Blog da Maria Frô

ativismo é por aqui

04 de outubro de 2010, 08h57

PT nunca teve medo de campanha #ficaadica

Dois posts bem didáticos sobre os resultados eleitorais em todo o Brasil no blog do Favre e no Blog do Fabrício. O Fabricio optou por mostrar os resultados em tabelas, o Fabre em gráficos. Ambos postaram na madrugada e avisam que os posts podem sofrer alterações. Trago para cá o post do Fabrício.

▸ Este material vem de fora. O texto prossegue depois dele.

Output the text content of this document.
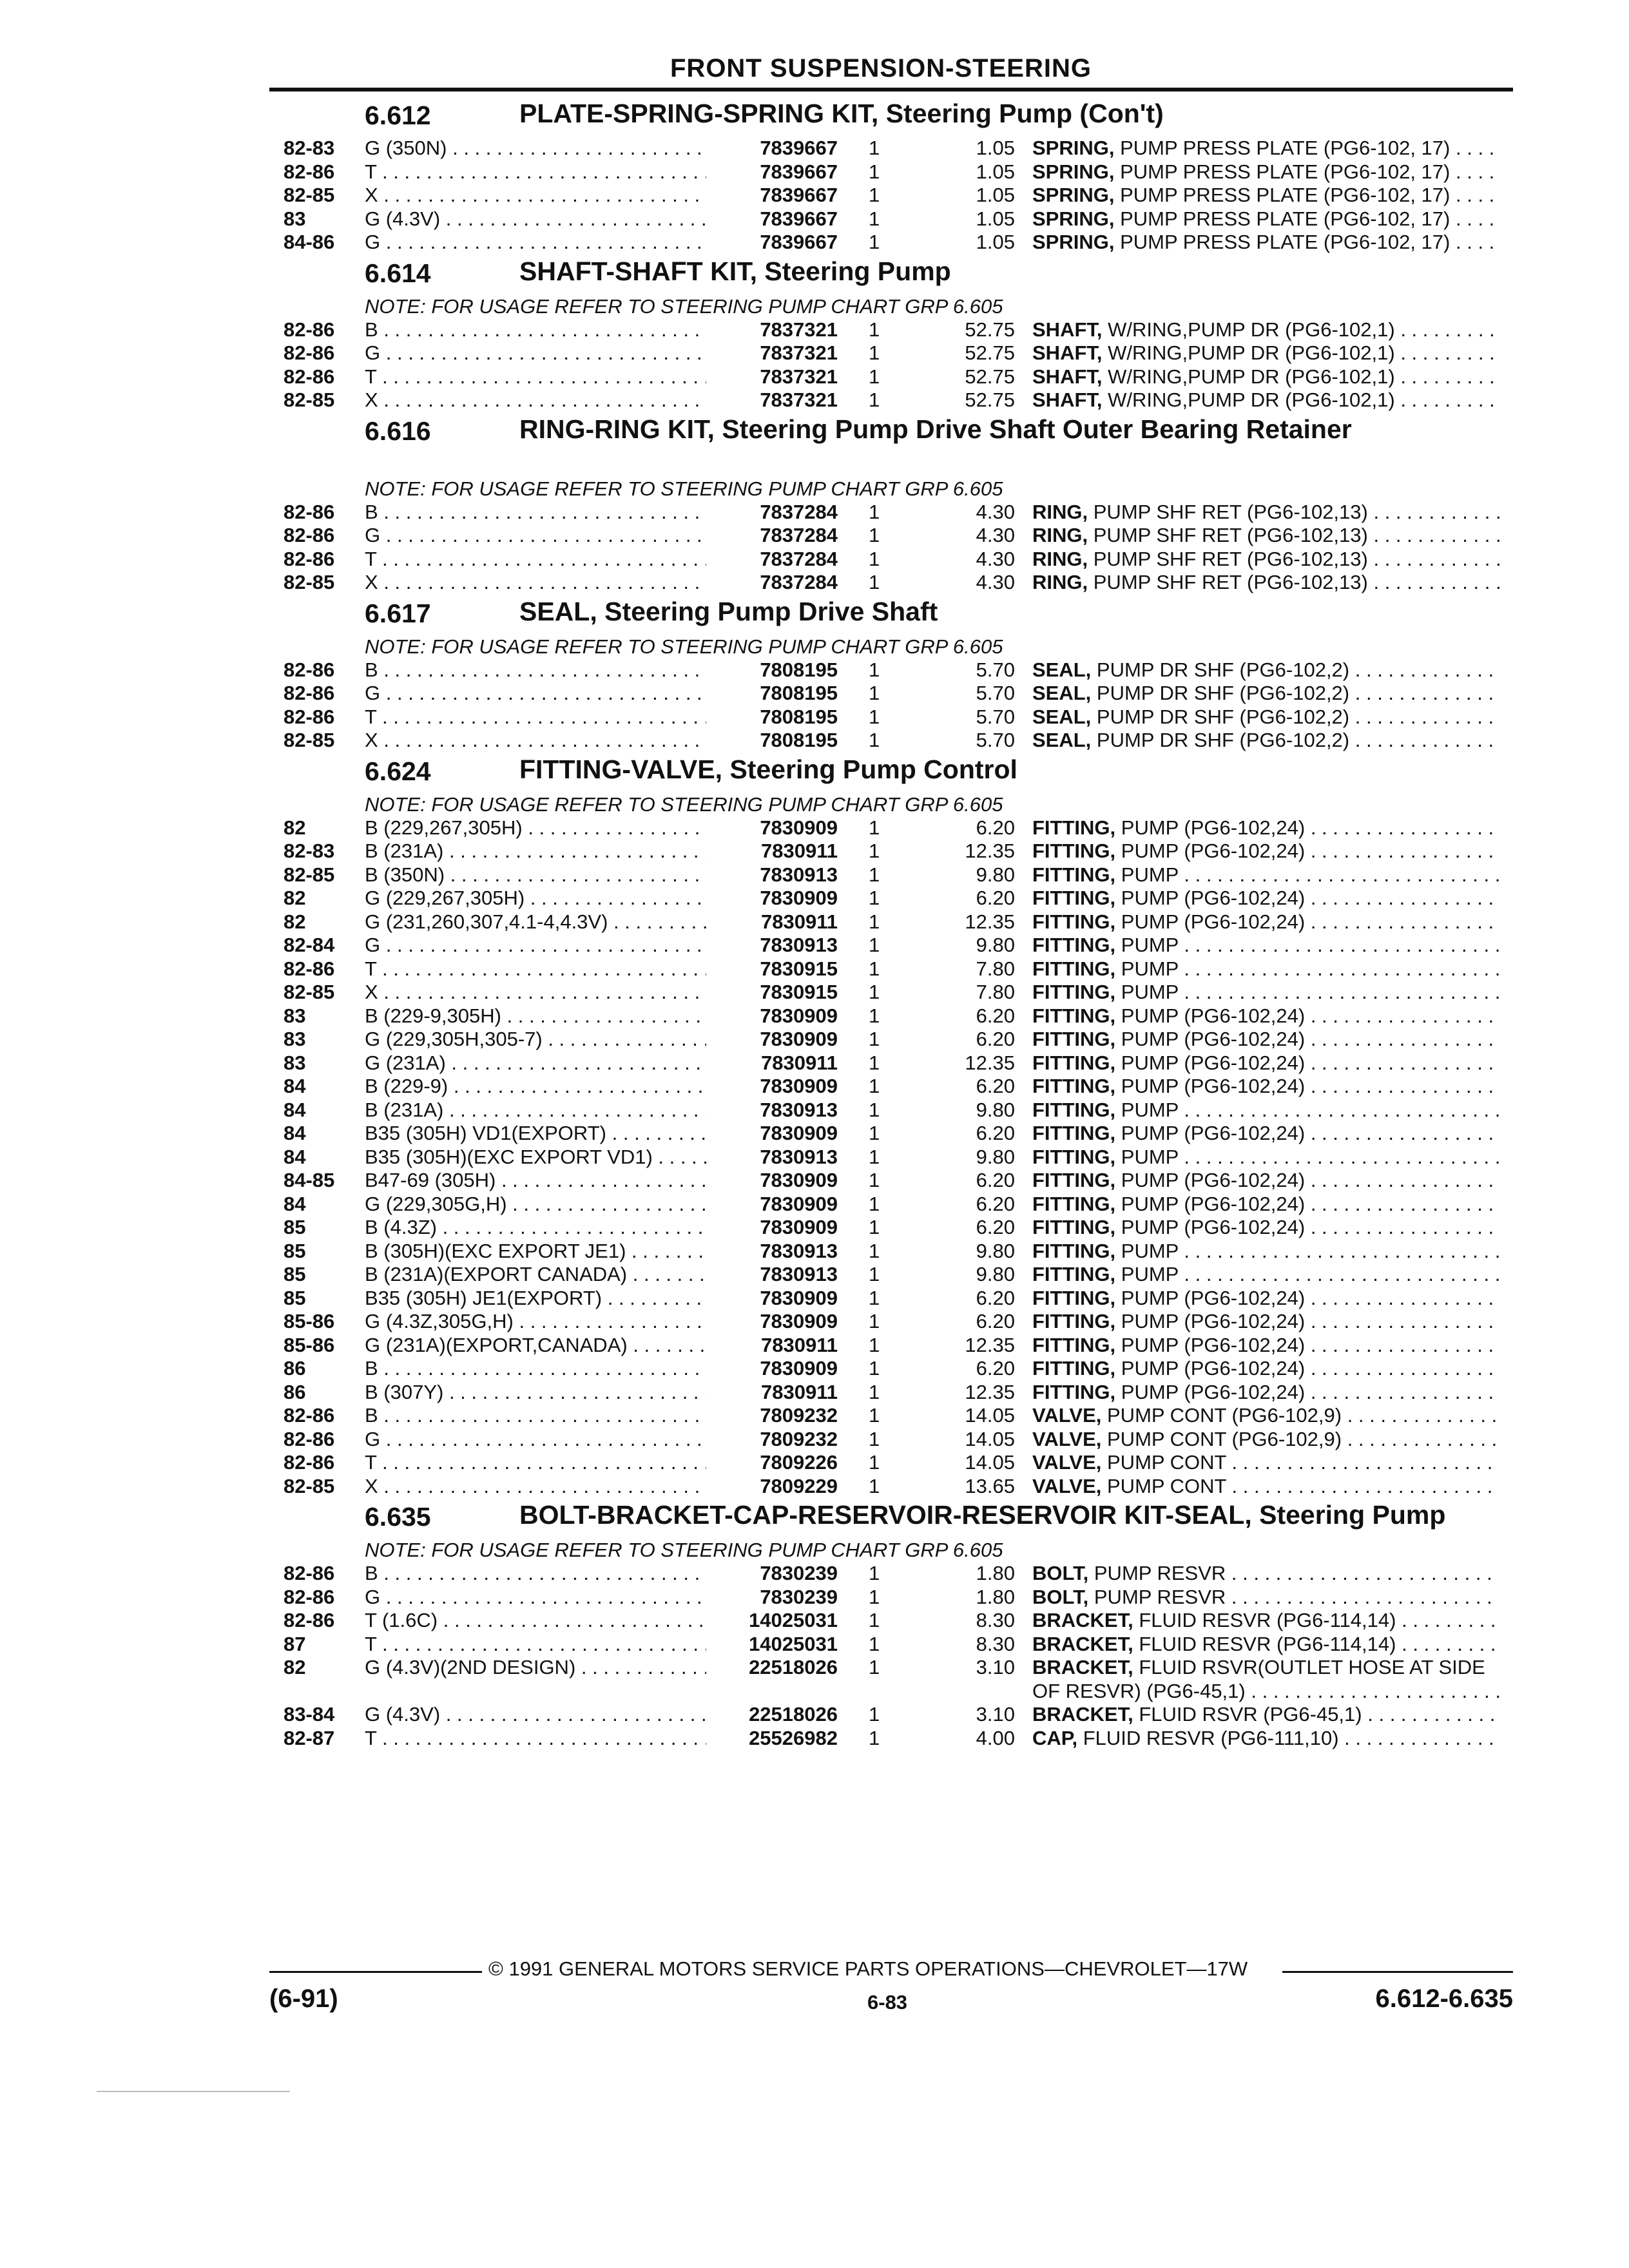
FRONT SUSPENSION-STEERING
6.612	PLATE-SPRING-SPRING KIT, Steering Pump (Con't)
82-83 G (350N) . . .	7839667 1	1.05 SPRING, PUMP PRESS PLATE (PG6-102, 17) . . .
82-86 T . . .	7839667 1	1.05 SPRING, PUMP PRESS PLATE (PG6-102, 17) . . .
82-85 X . . .	7839667 1	1.05 SPRING, PUMP PRESS PLATE (PG6-102, 17) . . .
83	G (4.3V) . . .	7839667 1	1.05 SPRING, PUMP PRESS PLATE (PG6-102, 17) . . .
84-86 G . . .	7839667 1	1.05 SPRING, PUMP PRESS PLATE (PG6-102, 17) . . .
6.614	SHAFT-SHAFT KIT, Steering Pump
NOTE: FOR USAGE REFER TO STEERING PUMP CHART GRP 6.605
82-86 B . . .	7837321 1	52.75 SHAFT, W/RING,PUMP DR (PG6-102,1) . . .
82-86 G . . .	7837321 1	52.75 SHAFT, W/RING,PUMP DR (PG6-102,1) . . .
82-86 T . . .	7837321 1	52.75 SHAFT, W/RING,PUMP DR (PG6-102,1) . . .
82-85 X . . .	7837321 1	52.75 SHAFT, W/RING,PUMP DR (PG6-102,1) . . .
6.616	RING-RING KIT, Steering Pump Drive Shaft Outer Bearing Retainer
NOTE: FOR USAGE REFER TO STEERING PUMP CHART GRP 6.605
82-86 B . . .	7837284 1	4.30 RING, PUMP SHF RET (PG6-102,13) . . .
82-86 G . . .	7837284 1	4.30 RING, PUMP SHF RET (PG6-102,13) . . .
82-86 T . . .	7837284 1	4.30 RING, PUMP SHF RET (PG6-102,13) . . .
82-85 X . . .	7837284 1	4.30 RING, PUMP SHF RET (PG6-102,13) . . .
6.617	SEAL, Steering Pump Drive Shaft
NOTE: FOR USAGE REFER TO STEERING PUMP CHART GRP 6.605
82-86 B . . .	7808195 1	5.70 SEAL, PUMP DR SHF (PG6-102,2) . . .
82-86 G . . .	7808195 1	5.70 SEAL, PUMP DR SHF (PG6-102,2) . . .
82-86 T . . .	7808195 1	5.70 SEAL, PUMP DR SHF (PG6-102,2) . . .
82-85 X . . .	7808195 1	5.70 SEAL, PUMP DR SHF (PG6-102,2) . . .
6.624	FITTING-VALVE, Steering Pump Control
NOTE: FOR USAGE REFER TO STEERING PUMP CHART GRP 6.605
82	B (229,267,305H) . . .	7830909 1	6.20 FITTING, PUMP (PG6-102,24) . . .
82-83 B (231A) . . .	7830911 1	12.35 FITTING, PUMP (PG6-102,24) . . .
82-85 B (350N) . . .	7830913 1	9.80 FITTING, PUMP . . .
82	G (229,267,305H) . . .	7830909 1	6.20 FITTING, PUMP (PG6-102,24) . . .
82	G (231,260,307,4.1-4,4.3V) . . .	7830911 1	12.35 FITTING, PUMP (PG6-102,24) . . .
82-84 G . . .	7830913 1	9.80 FITTING, PUMP . . .
82-86 T . . .	7830915 1	7.80 FITTING, PUMP . . .
82-85 X . . .	7830915 1	7.80 FITTING, PUMP . . .
83	B (229-9,305H) . . .	7830909 1	6.20 FITTING, PUMP (PG6-102,24) . . .
83	G (229,305H,305-7) . . .	7830909 1	6.20 FITTING, PUMP (PG6-102,24) . . .
83	G (231A) . . .	7830911 1	12.35 FITTING, PUMP (PG6-102,24) . . .
84	B (229-9) . . .	7830909 1	6.20 FITTING, PUMP (PG6-102,24) . . .
84	B (231A) . . .	7830913 1	9.80 FITTING, PUMP . . .
84	B35 (305H) VD1(EXPORT) . . .	7830909 1	6.20 FITTING, PUMP (PG6-102,24) . . .
84	B35 (305H)(EXC EXPORT VD1) . . .	7830913 1	9.80 FITTING, PUMP . . .
84-85 B47-69 (305H) . . .	7830909 1	6.20 FITTING, PUMP (PG6-102,24) . . .
84	G (229,305G,H) . . .	7830909 1	6.20 FITTING, PUMP (PG6-102,24) . . .
85	B (4.3Z) . . .	7830909 1	6.20 FITTING, PUMP (PG6-102,24) . . .
85	B (305H)(EXC EXPORT JE1) . . .	7830913 1	9.80 FITTING, PUMP . . .
85	B (231A)(EXPORT CANADA) . . .	7830913 1	9.80 FITTING, PUMP . . .
85	B35 (305H) JE1(EXPORT) . . .	7830909 1	6.20 FITTING, PUMP (PG6-102,24) . . .
85-86 G (4.3Z,305G,H) . . .	7830909 1	6.20 FITTING, PUMP (PG6-102,24) . . .
85-86 G (231A)(EXPORT,CANADA) . . .	7830911 1	12.35 FITTING, PUMP (PG6-102,24) . . .
86	B . . .	7830909 1	6.20 FITTING, PUMP (PG6-102,24) . . .
86	B (307Y) . . .	7830911 1	12.35 FITTING, PUMP (PG6-102,24) . . .
82-86 B . . .	7809232 1	14.05 VALVE, PUMP CONT (PG6-102,9) . . .
82-86 G . . .	7809232 1	14.05 VALVE, PUMP CONT (PG6-102,9) . . .
82-86 T . . .	7809226 1	14.05 VALVE, PUMP CONT . . .
82-85 X . . .	7809229 1	13.65 VALVE, PUMP CONT . . .
6.635	BOLT-BRACKET-CAP-RESERVOIR-RESERVOIR KIT-SEAL, Steering Pump
NOTE: FOR USAGE REFER TO STEERING PUMP CHART GRP 6.605
82-86 B . . .	7830239 1	1.80 BOLT, PUMP RESVR . . .
82-86 G . . .	7830239 1	1.80 BOLT, PUMP RESVR . . .
82-86 T (1.6C) . . .	14025031 1	8.30 BRACKET, FLUID RESVR (PG6-114,14) . . .
87	T . . .	14025031 1	8.30 BRACKET, FLUID RESVR (PG6-114,14) . . .
82	G (4.3V)(2ND DESIGN) . . .	22518026 1	3.10 BRACKET, FLUID RSVR(OUTLET HOSE AT SIDE OF RESVR) (PG6-45,1) . . .
83-84 G (4.3V) . . .	22518026 1	3.10 BRACKET, FLUID RSVR (PG6-45,1) . . .
82-87 T . . .	25526982 1	4.00 CAP, FLUID RESVR (PG6-111,10) . . .
© 1991 GENERAL MOTORS SERVICE PARTS OPERATIONS—CHEVROLET—17W
(6-91)	6-83	6.612-6.635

Estou de luto por São Paulo, por muito pouco não conseguimos um segundo turno e temos pela frente mais quatro anos de desgoverno. Agora iremos para 20 anos de um governo neoliberal excludente. Vou aguardar na mídia velha uma análise sobre a ‘mexicanização’ do estado de São Paulo. Espero sentada?

Outra tristeza, até onde acompanhei ontem, Brizola Neto não se elegeu, Garotinho fez um estrago no Rio de Janeiro. Cadê o Ficha Limpa? Eu sempre achei este projeto fascista, todos os safados têm advogados e escapam, Roriz pôs a mulher na última semana de campanha pra disputar em seu lugar e conseguiu levar a eleição para o segundo turno no DF. #ficaadica puristas da política que acham que o PT inventou a corrupção.

O que temos a comemorar? A grande limpeza feita no senado,  uma pena ter sobrado ainda Agripino. Vamos a ela:

Antero Paes de Barros – FORA!

Artur Virgílio – ADEUS!

César Maia – BYE BYE

Germano Riggoto  – FORA!

Gustavo Fruet – ADEUS!

Heloísa Helena – FORA!

Heráclito Fortes – BYE BYE

José Carlos Aleluia – ADEUS!

Mão Santa – BYE BYE

Marco Maciel – FORA!

Raul Jungmann – ADEUS!

Rita Camata – FORA!

Tasso Jereissati – ADEUS!


Resultados e bancadas eleitas nas eleições de hoje

Por Fabrício Vasselai, do Blog Politicando

04/10/2010

Neste post vou publicar os resultados finais das eleições de hoje, para vários cargos. Como ainda faltam poucas urnas para serem apuradas (99,75% já prontas), pode haver uma ou outra alteração nos deputados federais eleitos. Especialmente, pode haver alguma alteração porque o TSE pode atualizar as informações oficiais de seus bancos de dados que poderiam estar defasadas quando consultei. Mas a rigor, já podemos saber os resultados com bastante precisão antes mesmo do TSE e da maioria dos portais divulgarem a consolidação final dos resultados. :D À medida que minhas tabelas forem ficando prontas, vou acrescentando resultados à medida que eu calcule, portanto este post sofrerá atualizações. Inclusive, claro, para fazer possíveis alterações que venham a ser necessárias. Vamos lá!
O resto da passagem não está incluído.